Transferable Options

22. Transferable Stock Options may be transferred to one or more immediate
family members, individually or jointly. Immediate family members shall be
deemed to include the Participant’s spouse, parents, siblings, children,
grandchildren and the spouse of any parent, sibling, child or grandchild, in
each case determined at the effective time of transfer. A trust, each of whose
beneficiaries is the Participant or an immediate family member, will be deemed
to be a family member for purposes of these rules.

23. A transfer shall be effective on the date written notice thereof, on a
form approved for this purpose, is received by the Plan administrator. As a
condition to transfer, the Participant shall agree to remain responsible to pay
in cash the applicable taxes due upon exercise of the option by the transferee.
The Participant or the Participant’s estate will be required to provide
sufficient evidence of ability to pay such taxes upon the Company’s request.
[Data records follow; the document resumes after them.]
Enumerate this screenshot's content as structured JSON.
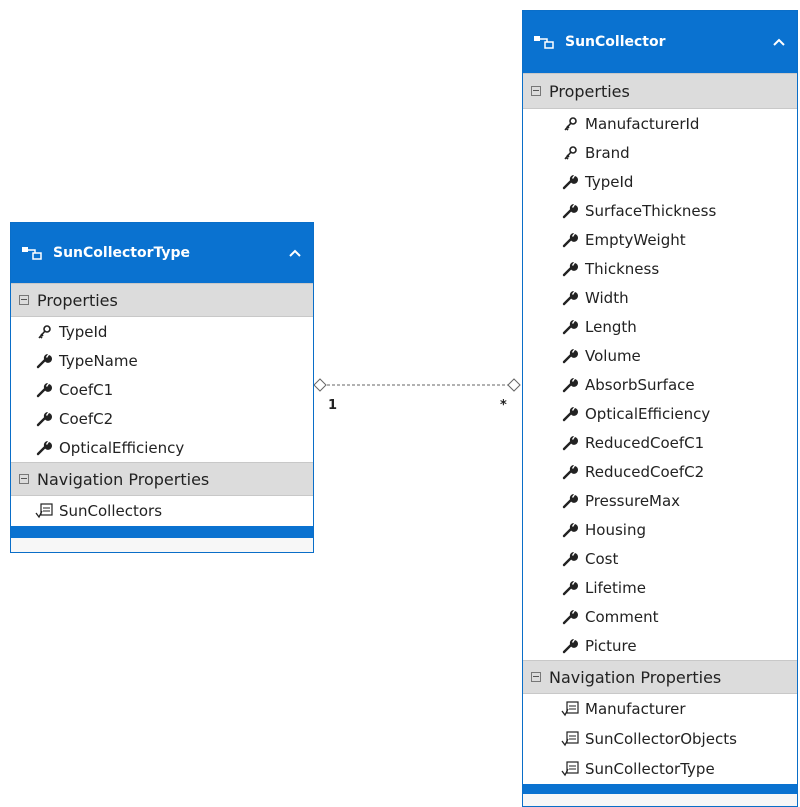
{
  "left_entity": {
    "title": "SunCollectorType",
    "properties_header": "Properties",
    "properties": [
      {
        "name": "TypeId",
        "icon": "key-icon"
      },
      {
        "name": "TypeName",
        "icon": "wrench-icon"
      },
      {
        "name": "CoefC1",
        "icon": "wrench-icon"
      },
      {
        "name": "CoefC2",
        "icon": "wrench-icon"
      },
      {
        "name": "OpticalEfficiency",
        "icon": "wrench-icon"
      }
    ],
    "navigation_header": "Navigation Properties",
    "navigation": [
      {
        "name": "SunCollectors",
        "icon": "navigation-icon"
      }
    ]
  },
  "right_entity": {
    "title": "SunCollector",
    "properties_header": "Properties",
    "properties": [
      {
        "name": "ManufacturerId",
        "icon": "key-icon"
      },
      {
        "name": "Brand",
        "icon": "key-icon"
      },
      {
        "name": "TypeId",
        "icon": "wrench-icon"
      },
      {
        "name": "SurfaceThickness",
        "icon": "wrench-icon"
      },
      {
        "name": "EmptyWeight",
        "icon": "wrench-icon"
      },
      {
        "name": "Thickness",
        "icon": "wrench-icon"
      },
      {
        "name": "Width",
        "icon": "wrench-icon"
      },
      {
        "name": "Length",
        "icon": "wrench-icon"
      },
      {
        "name": "Volume",
        "icon": "wrench-icon"
      },
      {
        "name": "AbsorbSurface",
        "icon": "wrench-icon"
      },
      {
        "name": "OpticalEfficiency",
        "icon": "wrench-icon"
      },
      {
        "name": "ReducedCoefC1",
        "icon": "wrench-icon"
      },
      {
        "name": "ReducedCoefC2",
        "icon": "wrench-icon"
      },
      {
        "name": "PressureMax",
        "icon": "wrench-icon"
      },
      {
        "name": "Housing",
        "icon": "wrench-icon"
      },
      {
        "name": "Cost",
        "icon": "wrench-icon"
      },
      {
        "name": "Lifetime",
        "icon": "wrench-icon"
      },
      {
        "name": "Comment",
        "icon": "wrench-icon"
      },
      {
        "name": "Picture",
        "icon": "wrench-icon"
      }
    ],
    "navigation_header": "Navigation Properties",
    "navigation": [
      {
        "name": "Manufacturer",
        "icon": "navigation-icon"
      },
      {
        "name": "SunCollectorObjects",
        "icon": "navigation-icon"
      },
      {
        "name": "SunCollectorType",
        "icon": "navigation-icon"
      }
    ]
  },
  "association": {
    "left_multiplicity": "1",
    "right_multiplicity": "*"
  },
  "colors": {
    "header_blue": "#0a72d0",
    "section_gray": "#dcdcdc"
  }
}
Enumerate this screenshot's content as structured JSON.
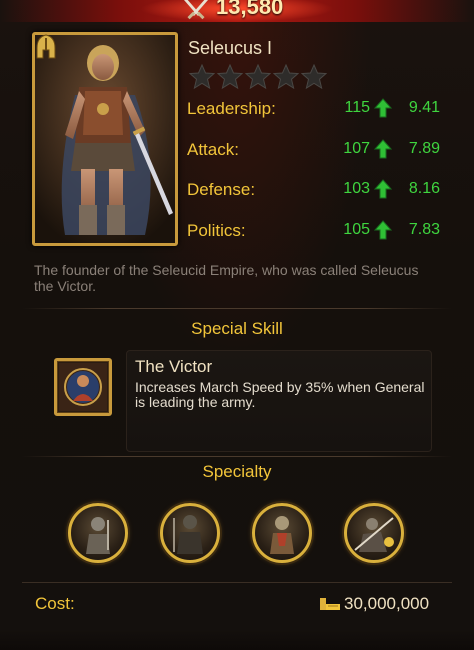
{
  "header": {
    "power_value": "13,580",
    "power_icon": "crossed-swords-icon"
  },
  "general": {
    "name": "Seleucus I",
    "stars_total": 5,
    "stars_filled": 0,
    "type_icon": "helmet-icon",
    "stats": [
      {
        "label": "Leadership:",
        "value": "115",
        "growth": "9.41"
      },
      {
        "label": "Attack:",
        "value": "107",
        "growth": "7.89"
      },
      {
        "label": "Defense:",
        "value": "103",
        "growth": "8.16"
      },
      {
        "label": "Politics:",
        "value": "105",
        "growth": "7.83"
      }
    ],
    "description": "The founder of the Seleucid Empire, who was called Seleucus the Victor."
  },
  "special_skill": {
    "section_title": "Special Skill",
    "name": "The Victor",
    "description": "Increases March Speed by 35% when General is leading the army."
  },
  "specialty": {
    "section_title": "Specialty",
    "items": [
      "infantry-specialty-icon",
      "cavalry-specialty-icon",
      "archer-specialty-icon",
      "siege-specialty-icon"
    ]
  },
  "cost": {
    "label": "Cost:",
    "value": "30,000,000",
    "icon": "gold-icon"
  },
  "colors": {
    "accent_gold": "#f2c53a",
    "stat_green": "#3fd53f",
    "frame_gold": "#c89a3c"
  }
}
24. A transfer shall be irrevocable; no subsequent transfer by the transferee
shall be effective. Notwithstanding the foregoing, a transferee shall be
entitled to designate a beneficiary in accordance with the provisions of
paragraphs 16 through 21 above. Except where a beneficiary has been designated,
in the event of death of the transferee prior to option exercise, the
transferee’s option will be transferable by last will and testament of the
beneficiary or the laws of descent and distribution.

25. Except as modified by the provisions of paragraphs 22 through 24, all
terms applicable to option exercises by Participants are applicable to exercises
by transferees. The Plan administrator may make and publish additional rules
applicable to exercises by transferees not inconsistent with these provisions.

Performance Feature

26. If a Stock Option is issued with a performance feature, the following
additional terms and conditions will apply to that Award:

The Participant will have the right to purchase from 0% to 200%
of the number of Shares indicated in the Award certificate, based on achievement
of performance objectives established by the Committee for that Award.

The performance period and vesting schedule will be set forth in
the Award certificate.

The performance conditions may be adjusted as deemed appropriate
in the Committee’s business judgment.